After I felt I'd got rid of enough of the incriminating evidence from the chambermaid's eyes, we took a wander down town. And hey - shops, open shops, shops doing sales and shops selling food and drink. Woohoo! At Steve's suggestion (I know, amazing or what?!) I bought some clothing in the sales but only after agreeing to throw away some of my existing clothing because, weight. Australia does wonderful food malls, with all types of cuisine available, to suit all tastes - Indian, Chinese, Japanese, Thai - they have it covered. I rushed to one outlet that did roast dinners, determined to have my Christmas meal, even if it was a day too late. Sadly, I got there just as they were closing and the roast meats, roast potatoes, traditional vegetables and gravy (oh, gravy) had all been put away. I could have cried but consoled myself with fish and chips which were nearly as good. We looked like seasoned alcoholics as we decided to stock up on bottles of beer mid-afternoon, in case the bottle shops closed early again (they did, wise move).

After deciding the chambermaid would have been in and out of the room by now, and hoping it would be a temporary Christmas relief person who wouldn't know the colour of the bathroom fittings on a normal day and therefore wouldn't be too concerned by odd streaks on the mirror and tiles, we returned to the hotel to prep and pack to leave the following day. The concierge had warned that Monday might also be a difficult day in terms of food and drink, it being a day in lieu of Boxing Day. Hah, I thought, I won't get caught out again so I returned to the always open Pie Face shop and bought lots of things to eat, just in case. There's no fooling me.

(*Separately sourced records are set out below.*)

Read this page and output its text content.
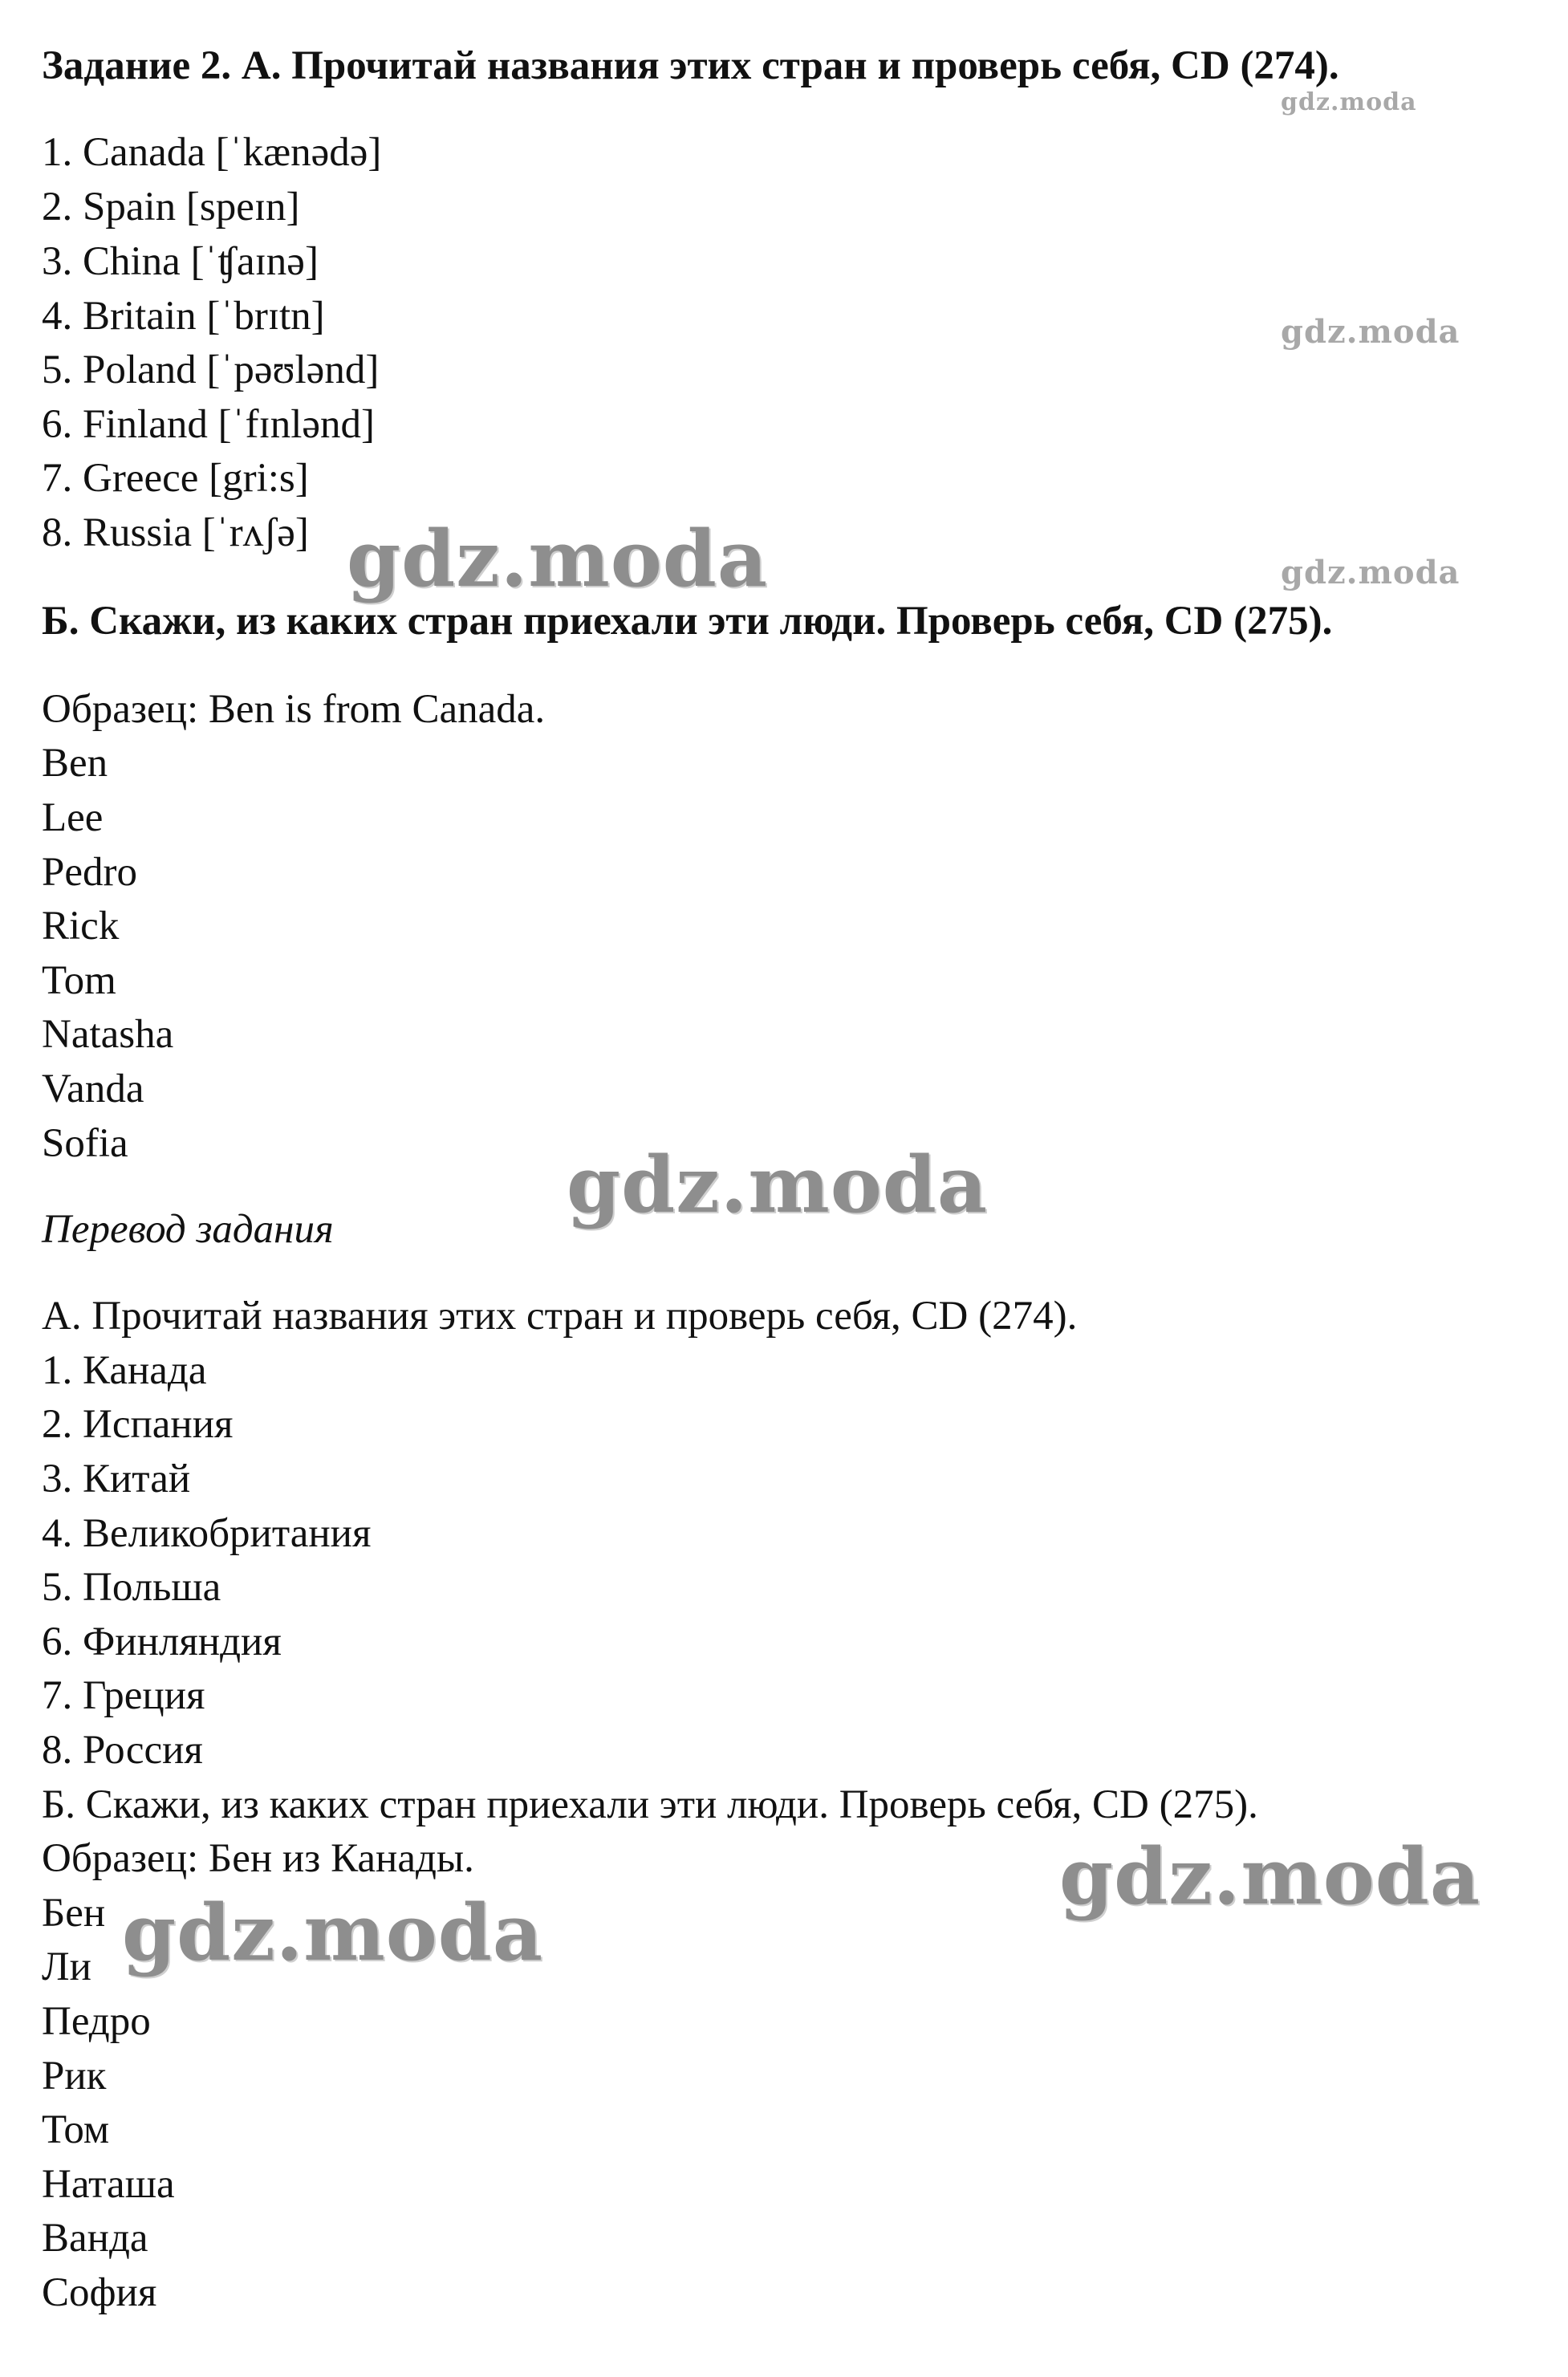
Задание 2. А. Прочитай названия этих стран и проверь себя, CD (274).
1. Canada [ˈkænədə]
2. Spain [speɪn]
3. China [ˈʧaɪnə]
4. Britain [ˈbrɪtn]
5. Poland [ˈpəʊlənd]
6. Finland [ˈfɪnlənd]
7. Greece [gri:s]
8. Russia [ˈrʌʃə]
Б. Скажи, из каких стран приехали эти люди. Проверь себя, CD (275).
Образец: Ben is from Canada.
Ben
Lee
Pedro
Rick
Tom
Natasha
Vanda
Sofia
Перевод задания
А. Прочитай названия этих стран и проверь себя, CD (274).
1. Канада
2. Испания
3. Китай
4. Великобритания
5. Польша
6. Финляндия
7. Греция
8. Россия
Б. Скажи, из каких стран приехали эти люди. Проверь себя, CD (275).
Образец: Бен из Канады.
Бен
Ли
Педро
Рик
Том
Наташа
Ванда
София
gdz.moda
gdz.moda
gdz.moda	gdz.moda
gdz.moda
gdz.moda
gdz.moda
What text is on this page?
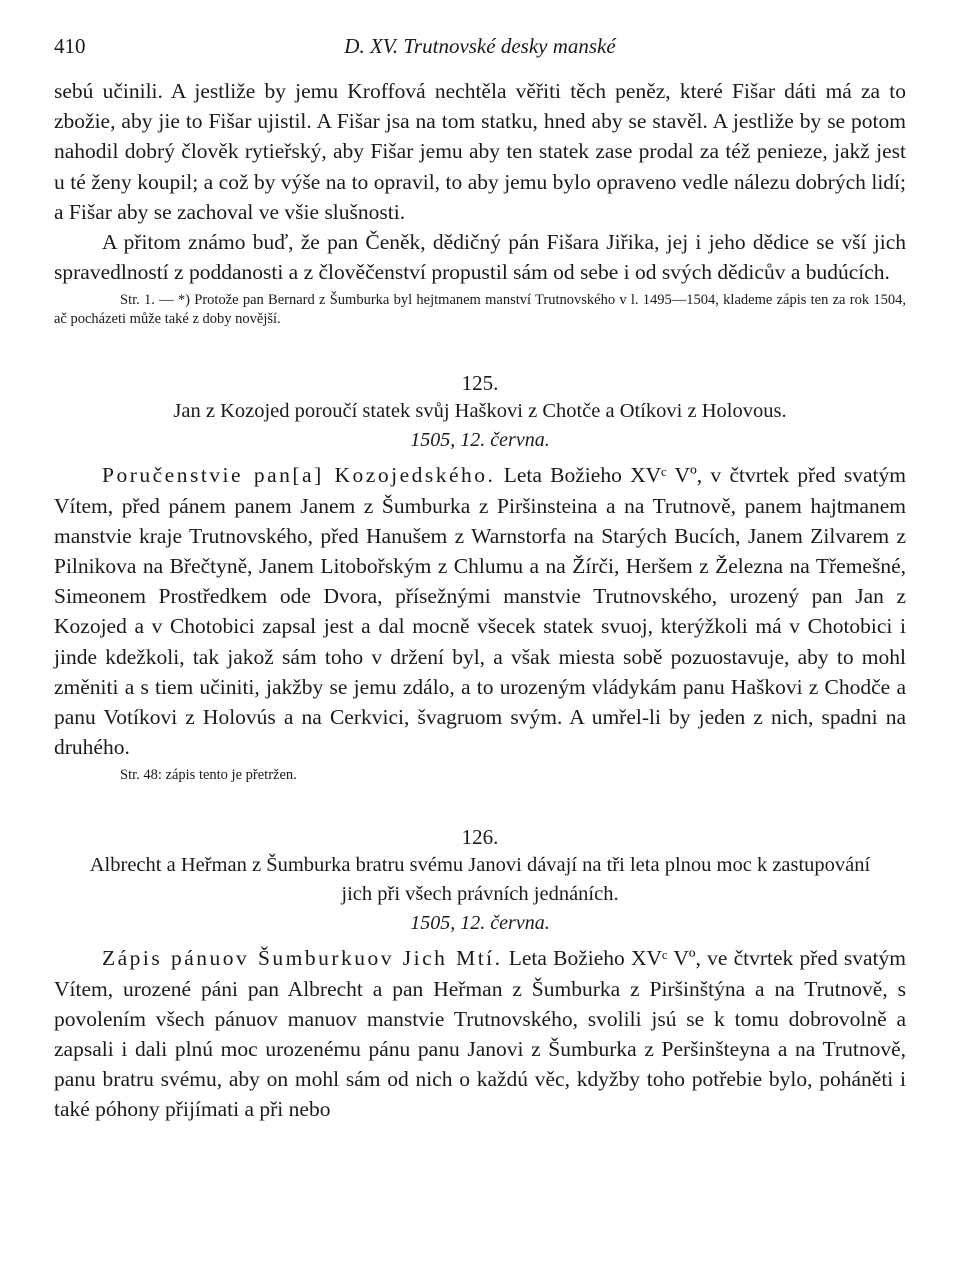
410	D. XV. Trutnovské desky manské

sebú učinili. A jestliže by jemu Kroffová nechtěla věřiti těch peněz, které Fišar dáti má za to zbožie, aby jie to Fišar ujistil. A Fišar jsa na tom statku, hned aby se stavěl. A jestliže by se potom nahodil dobrý člověk rytieřský, aby Fišar jemu aby ten statek zase prodal za též penieze, jakž jest u té ženy koupil; a což by výše na to opravil, to aby jemu bylo opraveno vedle nálezu dobrých lidí; a Fišar aby se zachoval ve všie slušnosti.

A přitom známo buď, že pan Čeněk, dědičný pán Fišara Jiřika, jej i jeho dědice se vší jich spravedlností z poddanosti a z člověčenství propustil sám od sebe i od svých dědicův a budúcích.

Str. 1. — *) Protože pan Bernard z Šumburka byl hejtmanem manství Trutnovského v l. 1495—1504, klademe zápis ten za rok 1504, ač pocházeti může také z doby novější.

125.

Jan z Kozojed poroučí statek svůj Haškovi z Chotče a Otíkovi z Holovous.

1505, 12. června.

Poručenstvie pan[a] Kozojedského. Leta Božieho XVᶜ Vº, v čtvrtek před svatým Vítem, před pánem panem Janem z Šumburka z Piršinsteina a na Trutnově, panem hajtmanem manstvie kraje Trutnovského, před Hanušem z Warnstorfa na Starých Bucích, Janem Zilvarem z Pilnikova na Břečtyně, Janem Litobořským z Chlumu a na Žírči, Heršem z Železna na Třemešné, Simeonem Prostředkem ode Dvora, přísežnými manstvie Trutnovského, urozený pan Jan z Kozojed a v Chotobici zapsal jest a dal mocně všecek statek svuoj, kterýžkoli má v Chotobici i jinde kdežkoli, tak jakož sám toho v držení byl, a však miesta sobě pozuostavuje, aby to mohl změniti a s tiem učiniti, jakžby se jemu zdálo, a to urozeným vládykám panu Haškovi z Chodče a panu Votíkovi z Holovús a na Cerkvici, švagruom svým. A umřel-li by jeden z nich, spadni na druhého.

Str. 48: zápis tento je přetržen.

126.

Albrecht a Heřman z Šumburka bratru svému Janovi dávají na tři leta plnou moc k zastupování jich při všech právních jednáních.

1505, 12. června.

Zápis pánuov Šumburkuov Jich Mtí. Leta Božieho XVᶜ Vº, ve čtvrtek před svatým Vítem, urozené páni pan Albrecht a pan Heřman z Šumburka z Piršinštýna a na Trutnově, s povolením všech pánuov manuov manstvie Trutnovského, svolili jsú se k tomu dobrovolně a zapsali i dali plnú moc urozenému pánu panu Janovi z Šumburka z Peršinšteyna a na Trutnově, panu bratru svému, aby on mohl sám od nich o každú věc, kdyžby toho potřebie bylo, poháněti i také póhony přijímati a při nebo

All in all, Brisbane was a nice city to visit but I think we saw it at the wrong time. That wasn't Brisbane's fault, more to do with the daft rules and regs around licencing laws and commercial opening hours, at least when compared to our own. Of course, we were not entirely blameless - perhaps we should have been better prepared and anticipated the situation. Everything else seemed to operate normally though. The buses and trains ran as normal on Christmas and Boxing Day - they were empty but they ran as normal - and even the street cleaning continued as though it were business as usual with the binmen doing their rounds as 1.00 am on Christmas/Boxing Day. You wouldn't get that at home!